Memory Hierarchy and Main Memory Types in Computers
PART 1: Hierarchy of Memory – (T.1) Basics
LOCATION:
- a) Internal memory: Main memory, CPU registers, memory control unit CPU (microprogrammed control)
- b) External memory: Storage devices and peripherals such as disk and tape
CAPACITY:
Is expressed in bytes or words for internal memory and is usually expressed in bytes for external memory.
UNIT TRANSFER:
- Number of lines of input/output of the memory module (for internal memory)
- Related Concepts:
- Word: “Natural” unit of the organization of memory; its size often coincides with the number of bits used to represent numbers and the length of the instructions.
- Addressable units: Words or bytes. The relationship between the length A of an address and the number N of addressable units is: 2A = N.
- For main memory: Number of bits that are read from or written to memory at a time.
- For external memory: The data is transferred in units larger than the word, called BLOCKS.
Access Method:
- A) SEQUENTIAL ACCESS:
- The memory is organized in units called data records.
- Access is made in a specific linear sequence.
- Addressing information is used for the separation of records and data recovery.

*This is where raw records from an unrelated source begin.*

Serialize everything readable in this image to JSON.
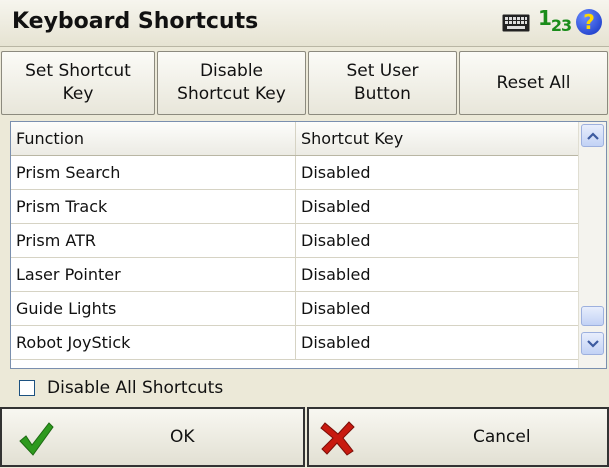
{
  "window": {
    "title": "Keyboard Shortcuts",
    "icons": {
      "keyboard": "keyboard-icon",
      "input_mode": "123-input-icon",
      "input_mode_text": "1",
      "input_mode_sub": "23",
      "help": "help-icon",
      "help_text": "?"
    }
  },
  "toolbar": {
    "buttons": [
      {
        "label": "Set Shortcut\nKey"
      },
      {
        "label": "Disable\nShortcut Key"
      },
      {
        "label": "Set User\nButton"
      },
      {
        "label": "Reset All"
      }
    ]
  },
  "table": {
    "columns": [
      "Function",
      "Shortcut Key"
    ],
    "rows": [
      {
        "function": "Prism Search",
        "shortcut": "Disabled"
      },
      {
        "function": "Prism Track",
        "shortcut": "Disabled"
      },
      {
        "function": "Prism ATR",
        "shortcut": "Disabled"
      },
      {
        "function": "Laser Pointer",
        "shortcut": "Disabled"
      },
      {
        "function": "Guide Lights",
        "shortcut": "Disabled"
      },
      {
        "function": "Robot JoyStick",
        "shortcut": "Disabled"
      }
    ]
  },
  "options": {
    "disable_all_label": "Disable All Shortcuts",
    "disable_all_checked": false
  },
  "actions": {
    "ok_label": "OK",
    "cancel_label": "Cancel"
  },
  "colors": {
    "ok_check": "#2e9a1e",
    "cancel_x": "#c81a10",
    "accent_blue": "#1030c0"
  }
}
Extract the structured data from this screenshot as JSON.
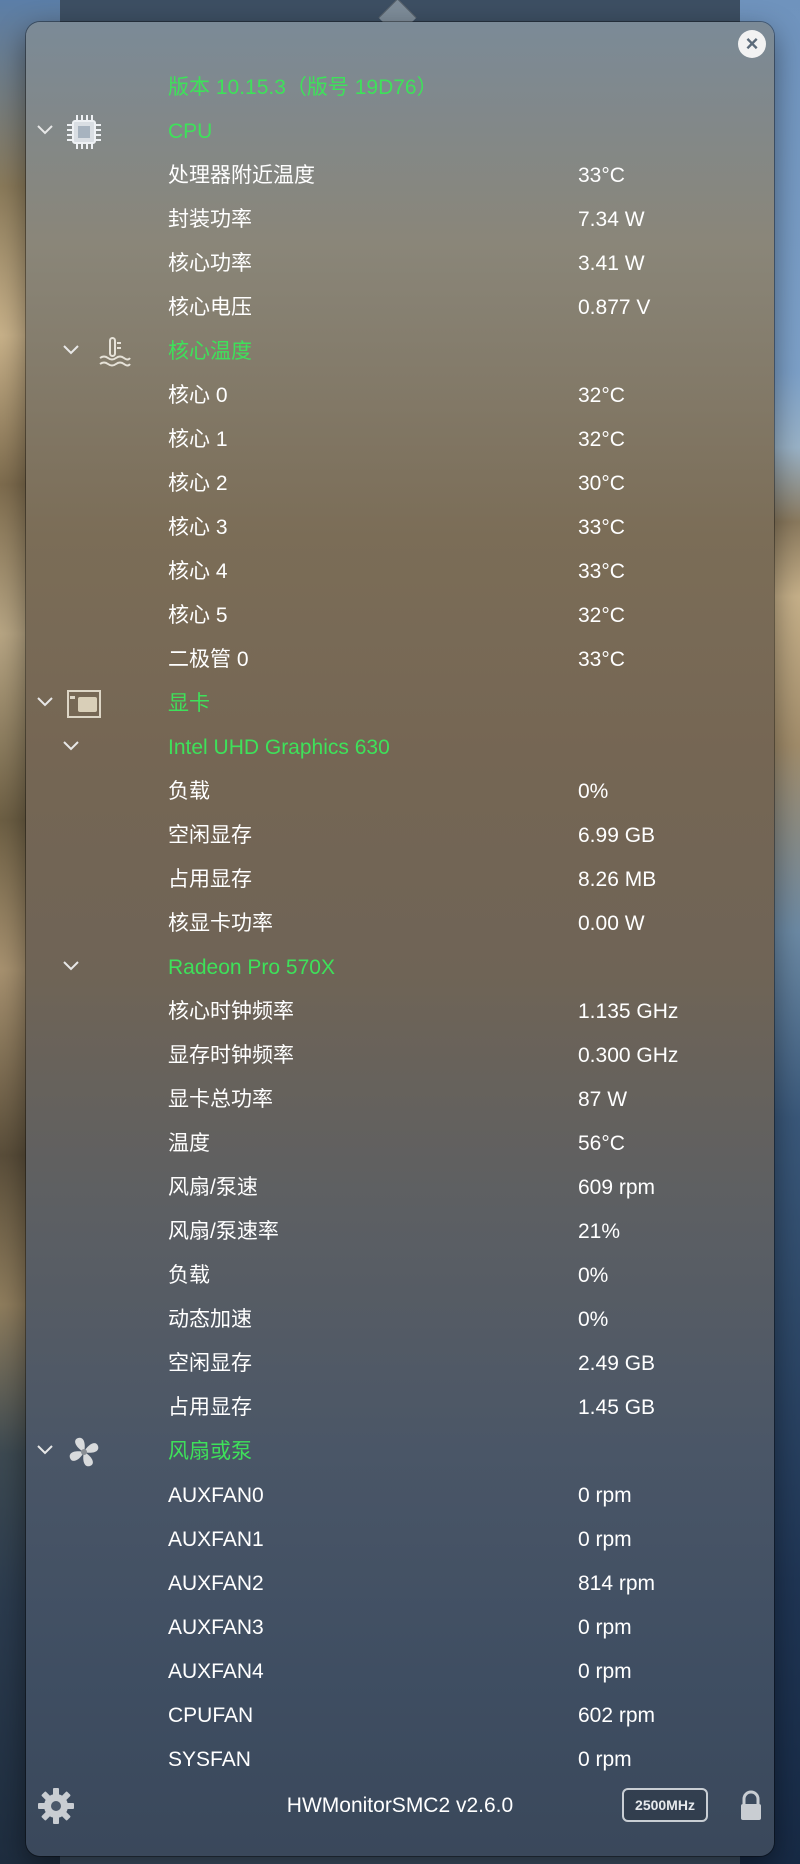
{
  "header": {
    "version_line": "版本 10.15.3（版号 19D76）",
    "close_icon": "close-icon"
  },
  "cpu": {
    "title": "CPU",
    "icon": "cpu-chip-icon",
    "items": [
      {
        "label": "处理器附近温度",
        "value": "33°C"
      },
      {
        "label": "封装功率",
        "value": "7.34 W"
      },
      {
        "label": "核心功率",
        "value": "3.41 W"
      },
      {
        "label": "核心电压",
        "value": "0.877 V"
      }
    ],
    "core_temp": {
      "title": "核心温度",
      "icon": "thermometer-icon",
      "items": [
        {
          "label": "核心 0",
          "value": "32°C"
        },
        {
          "label": "核心 1",
          "value": "32°C"
        },
        {
          "label": "核心 2",
          "value": "30°C"
        },
        {
          "label": "核心 3",
          "value": "33°C"
        },
        {
          "label": "核心 4",
          "value": "33°C"
        },
        {
          "label": "核心 5",
          "value": "32°C"
        },
        {
          "label": "二极管 0",
          "value": "33°C"
        }
      ]
    }
  },
  "gpu": {
    "title": "显卡",
    "icon": "graphics-card-icon",
    "intel": {
      "title": "Intel UHD Graphics 630",
      "items": [
        {
          "label": "负载",
          "value": "0%"
        },
        {
          "label": "空闲显存",
          "value": "6.99 GB"
        },
        {
          "label": "占用显存",
          "value": "8.26 MB"
        },
        {
          "label": "核显卡功率",
          "value": "0.00 W"
        }
      ]
    },
    "radeon": {
      "title": "Radeon Pro 570X",
      "items": [
        {
          "label": "核心时钟频率",
          "value": "1.135 GHz"
        },
        {
          "label": "显存时钟频率",
          "value": "0.300 GHz"
        },
        {
          "label": "显卡总功率",
          "value": "87 W"
        },
        {
          "label": "温度",
          "value": "56°C"
        },
        {
          "label": "风扇/泵速",
          "value": "609 rpm"
        },
        {
          "label": "风扇/泵速率",
          "value": "21%"
        },
        {
          "label": "负载",
          "value": "0%"
        },
        {
          "label": "动态加速",
          "value": "0%"
        },
        {
          "label": "空闲显存",
          "value": "2.49 GB"
        },
        {
          "label": "占用显存",
          "value": "1.45 GB"
        }
      ]
    }
  },
  "fans": {
    "title": "风扇或泵",
    "icon": "fan-icon",
    "items": [
      {
        "label": "AUXFAN0",
        "value": "0 rpm"
      },
      {
        "label": "AUXFAN1",
        "value": "0 rpm"
      },
      {
        "label": "AUXFAN2",
        "value": "814 rpm"
      },
      {
        "label": "AUXFAN3",
        "value": "0 rpm"
      },
      {
        "label": "AUXFAN4",
        "value": "0 rpm"
      },
      {
        "label": "CPUFAN",
        "value": "602 rpm"
      },
      {
        "label": "SYSFAN",
        "value": "0 rpm"
      }
    ]
  },
  "footer": {
    "app_name": "HWMonitorSMC2 v2.6.0",
    "frequency_badge": "2500MHz",
    "settings_icon": "gear-icon",
    "lock_icon": "lock-icon"
  },
  "colors": {
    "section_green": "#3ee15a",
    "text": "#ffffff"
  }
}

- Shared read/write mechanism.
- Variable access time to a register.
- Example: Tape drives
- B) DIRECT ACCESS:
- Shared read/write mechanism.
- The blocks or records have a unique address based on their physical location.
- Access is accomplished by a jump to the given vicinity, followed by a sequential search.
- Variable access time.
- Example: Disk drives
- C) RANDOM ACCESS:
- Each addressable location in memory has a unique, physically wired-in addressing mechanism.
- Constant access time.
- Example: Main memory
- D) ASSOCIATIVE ACCESS:
- A type of random access that enables one to make a comparison of desired bit locations within a word for a specified match, and to do this for all words simultaneously.
- Access time is constant.
- Example: Cache memory
PERFORMANCE:
- A) Access time:
- For random-access and associative memory, it is the time it takes to perform a write or read operation.
- For other access types, it is the time it takes to position the read/write mechanism at the desired location.
- B) MEMORY CYCLE TIME (applicable to random-access memory): Access time plus any additional time required before a second access can commence.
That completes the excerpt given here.